La clé d'un gouvernement majoritaire du Parti québécois pourrait résider dans la douzaine de circonscriptions perdues de justesse par la formation de Pauline Marois il y a 18 mois à peine.

Une analyse des données effectuée par La Presse Canadienne révèle que le PQ a échappé 13 des 125 sièges à l'Assemblée nationale par moins de cinq points de pourcentage des voix exprimées lors des élections générales de septembre 2012. Pour remporter toutes ces circonscriptions, les troupes de Pauline Marois devront vaincre huit candidats libéraux et cinq caquistes.

Ces circonscriptions «serrées» sont surtout réparties en gros dans la vallée du Saint-Laurent: six d'entre elles étant concentrées en banlieue de Montréal, et une dans la métropole, les autres sont éparpillées: une en Outaouais, une autre près de Québec, deux dans le Sud-Est et deux autres en Mauricie.

Sur le plan démographique, 11 de ces circonscriptions possèdent un point en commun: elles sont majoritairement francophones - et même plus francophones que la moyenne québécoise, qui est de 84 %.

Les premiers jours de la campagne électorale ont souligné à quel point l'offensive péquiste se jouera sur un nombre très limité de cases de l'échiquier. Le PQ doit remporter neuf sièges de plus que les 54 dont il disposait à la dissolution pour offrir une majorité à Mme Marois, ce qui signifie qu'une petite augmentation de ses appuis dans certaines de ces régions «serrées» pourrait faire toute la différence.

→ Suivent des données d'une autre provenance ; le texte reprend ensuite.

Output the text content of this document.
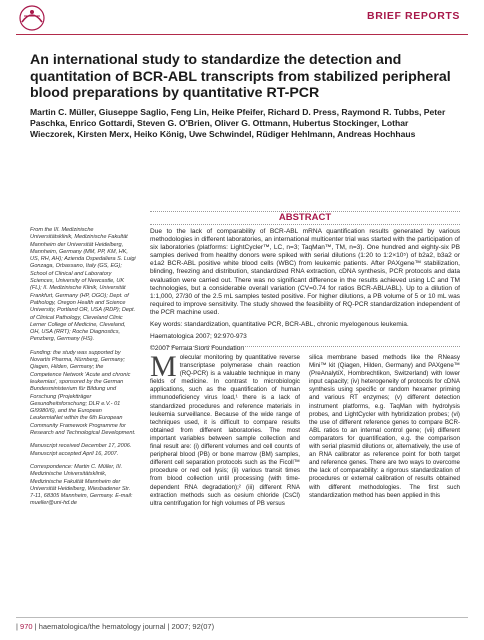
BRIEF REPORTS
An international study to standardize the detection and quantitation of BCR-ABL transcripts from stabilized peripheral blood preparations by quantitative RT-PCR

Martin C. Müller, Giuseppe Saglio, Feng Lin, Heike Pfeifer, Richard D. Press, Raymond R. Tubbs, Peter Paschka, Enrico Gottardi, Steven G. O'Brien, Oliver G. Ottmann, Hubertus Stockinger, Lothar Wieczorek, Kirsten Merx, Heiko König, Uwe Schwindel, Rüdiger Hehlmann, Andreas Hochhaus

From the III. Medizinische Universitätsklinik, Medizinische Fakultät Mannheim der Universität Heidelberg, Mannheim, Germany (MM, PP, KM, HK, US, RH, AH); Azienda Ospedaliera S. Luigi Gonzaga, Orbassano, Italy (GS, EG); School of Clinical and Laboratory Sciences, University of Newcastle, UK (FL); II. Medizinische Klinik, Universität Frankfurt, Germany (HP, OGO); Dept. of Pathology, Oregon Health and Science University, Portland OR, USA (RDP); Dept. of Clinical Pathology, Cleveland Clinic Lerner College of Medicine, Cleveland, OH, USA (RRT); Roche Diagnostics, Penzberg, Germany (HS).

Funding: the study was supported by Novartis Pharma, Nürnberg, Germany; Qiagen, Hilden, Germany; the Competence Network 'Acute and chronic leukemias', sponsored by the German Bundesministerium für Bildung und Forschung (Projektträger Gesundheitsforschung; DLR e.V.- 01 GI9980/6), and the European LeukemiaNet within the 6th European Community Framework Programme for Research and Technological Development.

Manuscript received December 17, 2006.
Manuscript accepted April 16, 2007.

Correspondence: Martin C. Müller, III. Medizinische Universitätsklinik, Medizinische Fakultät Mannheim der Universität Heidelberg, Wiesbadener Str. 7-11, 68305 Mannheim, Germany. E-mail: mueller@uni-hd.de

ABSTRACT

Due to the lack of comparability of BCR-ABL mRNA quantification results generated by various methodologies in different laboratories, an international multicenter trial was started with the participation of six laboratories (platforms: LightCycler™, LC, n=3; TaqMan™, TM, n=3). One hundred and eighty-six PB samples derived from healthy donors were spiked with serial dilutions (1:20 to 1:2×10⁵) of b2a2, b3a2 or e1a2 BCR-ABL positive white blood cells (WBC) from leukemic patients. After PAXgene™ stabilization, blinding, freezing and distribution, standardized RNA extraction, cDNA synthesis, PCR protocols and data evaluation were carried out. There was no significant difference in the results achieved using LC and TM technologies, but a considerable overall variation (CV=0.74 for ratios BCR-ABL/ABL). Up to a dilution of 1:1,000, 27/30 of the 2.5 mL samples tested positive. For higher dilutions, a PB volume of 5 or 10 mL was required to improve sensitivity. The study showed the feasibility of RQ-PCR standardization independent of the PCR machine used.

Key words: standardization, quantitative PCR, BCR-ABL, chronic myelogenous leukemia.

Haematologica 2007; 92:970-973

©2007 Ferrata Storti Foundation

Molecular monitoring by quantitative reverse transcriptase polymerase chain reaction (RQ-PCR) is a valuable technique in many fields of medicine. In contrast to microbiologic applications, such as the quantification of human immunodeficiency virus load,¹ there is a lack of standardized procedures and reference materials in leukemia surveillance. Because of the wide range of techniques used, it is difficult to compare results obtained from different laboratories. The most important variables between sample collection and final result are: (i) different volumes and cell counts of peripheral blood (PB) or bone marrow (BM) samples, different cell separation protocols such as the Ficoll™ procedure or red cell lysis; (ii) various transit times from blood collection until processing (with time-dependent RNA degradation);² (iii) different RNA extraction methods such as cesium chloride (CsCl) ultra centrifugation for high volumes of PB versus
silica membrane based methods like the RNeasy Mini™ kit (Qiagen, Hilden, Germany) and PAXgene™ (PreAnalytiX, Hombrechtikon, Switzerland) with lower input capacity; (iv) heterogeneity of protocols for cDNA synthesis using specific or random hexamer priming and various RT enzymes; (v) different detection instrument platforms, e.g. TaqMan with hydrolysis probes, and LightCycler with hybridization probes; (vi) the use of different reference genes to compare BCR-ABL ratios to an internal control gene; (vii) different comparators for quantification, e.g. the comparison with serial plasmid dilutions or, alternatively, the use of an RNA calibrator as reference point for both target and reference genes. There are two ways to overcome the lack of comparability: a rigorous standardization of procedures or external calibration of results obtained with different methodologies. The first such standardization method has been applied in this
| 970 | haematologica/the hematology journal | 2007; 92(07)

De récents sondages ont laissé entendre que la popularité du PQ a atteint des sommets flirtant avec la majorité, alors que les adversaires libéraux et caquistes, qui détiennent actuellement ces sièges, perdraient du terrain.

Peu de temps après le déclenchement de la campagne, mercredi, l'autocar de Mme Marois s'est rendu en Mauricie, où les libéraux l'avaient emporté de justesse dans Maskinongé et Trois-Rivières en 2012.

Jeudi, la première ministre sortante a organisé un rassemblement dans la circonscription cruciale de Verdun, à Montréal, où le PQ a recruté la candidate-vedette Lorraine Pintal, directrice du Théâtre du Nouveau Monde.

Vendredi, enfin, la campagne péquiste s'est dirigée vers les banlieues de la couronne nord de Montréal, où Mme Marois a dévoilé l'identité d'une autre candidate-vedette, cette fois dans Groulx: l'ex-leader étudiante Martine Desjardins.

En 2012, le PQ a été battu par la Coalition avenir Québec dans la plupart des circonscriptions «volatiles» de la grande région montréalaise. Le Parti québécois a également fait le plein de candidats connus dans d'autres régions où la course sera serrée: l'ancien journaliste Alexis Deschênes dans Trois-Rivières, l'ex-député bloquiste Pierre Paquette, qui tentera de battre le chef caquiste François Legault dans L'Assomption.

Depuis la dernière campagne, le PQ a tenté de séduire les partisans de ses adversaires avec l'aide de son controversé projet de «charte des valeurs». Les sondages laissent entendre que cette charte, qui s'est attiré les foudres de l'opposition, est populaire chez les électeurs en régions.

Le PQ pourrait également profiter d'un avantage dans deux de ces 13 circonscriptions. D'une part, la circonscription libérale de Mégantic, théâtre de la catastrophe ferroviaire de l'été dernier, pourrait bien basculer dans le camp péquiste en raison de la gestion de la crise par la première ministre, un travail souligné par la population à la suite de la réaction rapide au désastre de Lac-Mégantic.

D'autre part, dans Saint-Jérôme, le candidat-vedette de la CAQ, Jacques Duchesneau, connu pour sa lutte contre la corruption, a refusé de reprendre du collier.

Avant qu'elle n'entre en campagne, Mme Marois a également tenté de faire pencher la balance en sa faveur dans plusieurs régions, dont en Mauricie. Son gouvernement a effectué pas moins de 85 annonces préélectorales au Coeur-du-Québec, totalisant plusieurs millions de dollars. Ses opposants l'ont tournée en ridicule pour avoir fait le tour de la région en hélicoptère pendant cette série d'annonces, poussant le député caquiste Christian Dubé a déclaré qu'elle jouait au père Noël.

Mais alors que le Parti québécois cible 13 circonscriptions, il devra également garder un oeil sur ses arrières. Les gains potentiels du parti pourraient être annulés par des défaites dans huit circonscriptions où le PQ a gagné par moins de cinq points de pourcentage en 2012. Il avait coiffé la CAQ au poteau dans sept de ces circonscriptions, et les libéraux dans l'autre.